I went up the stairs, which were covered with sticky linoleum. The upper floor was a replica of the lower, the same narrow, dimly lighted passage between the
rooms. I knocked on the first left. It was quickly opened into a room shiningly bright after the outer gloom.
“Oh, Mr Braithwaite, come in. We’d begun to wonder if you’d ever get here.”
She was large, nearly as tall as myself, with bare arms shiny smooth from elbow to wrist which somehow suggested muscle rather than fat. Her broad, light brown face was attractive and topped by short, curly, black hair. ‘Mixed parentage,’ I thought, ‘probably Negro and Indian.’ Her figure looked good in a dark pleated skirt and frilly white silk blouse; on her feet were soft, inverted sheepskin slippers, the sight of which reminded me of my own tired, aching feet.
“Awfully sorry about being so late,” I offered to excuse myself, “but some of my other visits didn’t go according to plan.”
“Never mind, let me take your bag.” She took my briefcase and umbrella and showed me to a chair. “Do sit down. This is Mr Bentham.” She waved an arm backwards and he came from somewhere behind her, a small, compact, very dark man, who shook my hand with a surprisingly powerful grip. He was quite bald, yet young-looking, tough and athletic. He wore grey flannel slacks and blue sports shirt open at the neck.
“Gladtomeetyou.” He ran the words together as if in haste to get the introduction over with, then moved away and looked at his wife as if waiting for his cue.
“Would you like some coffee, or some rum, perhaps? Have you had any dinner? We could find you something if you like, no trouble at all. We weren’t sure when you’d arrive so we’ve already had ours. Shall I fix some coffee or will you have the rum?” All this without pause.

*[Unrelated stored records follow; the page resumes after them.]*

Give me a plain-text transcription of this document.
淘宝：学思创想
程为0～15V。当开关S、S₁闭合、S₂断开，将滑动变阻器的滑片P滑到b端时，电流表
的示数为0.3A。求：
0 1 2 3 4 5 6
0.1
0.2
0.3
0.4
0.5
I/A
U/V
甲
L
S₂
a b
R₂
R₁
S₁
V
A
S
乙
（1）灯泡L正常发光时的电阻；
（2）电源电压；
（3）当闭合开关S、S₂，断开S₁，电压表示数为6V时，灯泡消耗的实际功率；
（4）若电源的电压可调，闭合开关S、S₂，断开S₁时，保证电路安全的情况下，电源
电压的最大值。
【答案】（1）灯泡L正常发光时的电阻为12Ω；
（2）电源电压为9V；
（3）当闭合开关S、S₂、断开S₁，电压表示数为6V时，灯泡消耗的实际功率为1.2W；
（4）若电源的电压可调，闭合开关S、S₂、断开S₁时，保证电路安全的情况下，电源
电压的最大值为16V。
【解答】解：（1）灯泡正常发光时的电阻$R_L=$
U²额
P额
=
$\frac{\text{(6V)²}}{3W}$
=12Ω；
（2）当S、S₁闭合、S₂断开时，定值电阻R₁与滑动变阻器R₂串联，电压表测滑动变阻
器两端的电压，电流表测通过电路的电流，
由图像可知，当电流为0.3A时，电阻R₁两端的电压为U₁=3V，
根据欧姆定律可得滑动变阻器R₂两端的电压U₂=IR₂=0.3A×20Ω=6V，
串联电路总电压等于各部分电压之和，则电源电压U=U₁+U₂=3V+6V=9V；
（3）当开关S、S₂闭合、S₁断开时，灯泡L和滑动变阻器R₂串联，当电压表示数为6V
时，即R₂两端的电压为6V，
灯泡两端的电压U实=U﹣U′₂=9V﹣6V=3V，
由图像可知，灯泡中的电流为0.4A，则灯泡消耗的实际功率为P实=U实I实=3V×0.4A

I was not hungry, only anxious that our discussion should be over as quickly as possible.
While both she and her husband busied themselves with the rum and glasses, I took some notice of my surroundings. The room was not large, but it looked and felt comfortable. A double bed with a gaily patterned coverlet took up most of one side; lengthways against the foot of the bed was a new, black perambulator, shiny with chrome fittings; its hood was neatly collapsed, and I could barely see a bit of hair from where I sat; the infant was evidently sound asleep. In the centre of the wall, opposite the bed, was a deep recess which might once have been a fireplace, but was now concealed by curtains of printed plastic material through the folds of which I glimpsed several suitcases neatly stacked, one upon the other. On one side of the recess was a highly polished radiogram, and on the other a television set. Neatly fitted into a corner near the door was a small gas cooker. The rest of the furniture consisted of a large all-purpose table, two straight chairs and the upholstered armchair in which I sat. The floor was covered in shiny linoleum the colour of simulated marble, and projecting from the wall over the table was a white enamelled metal cabinet from which my hosts were removing glasses. Near my chair a cylindrical paraffin heater made faint blurping noises.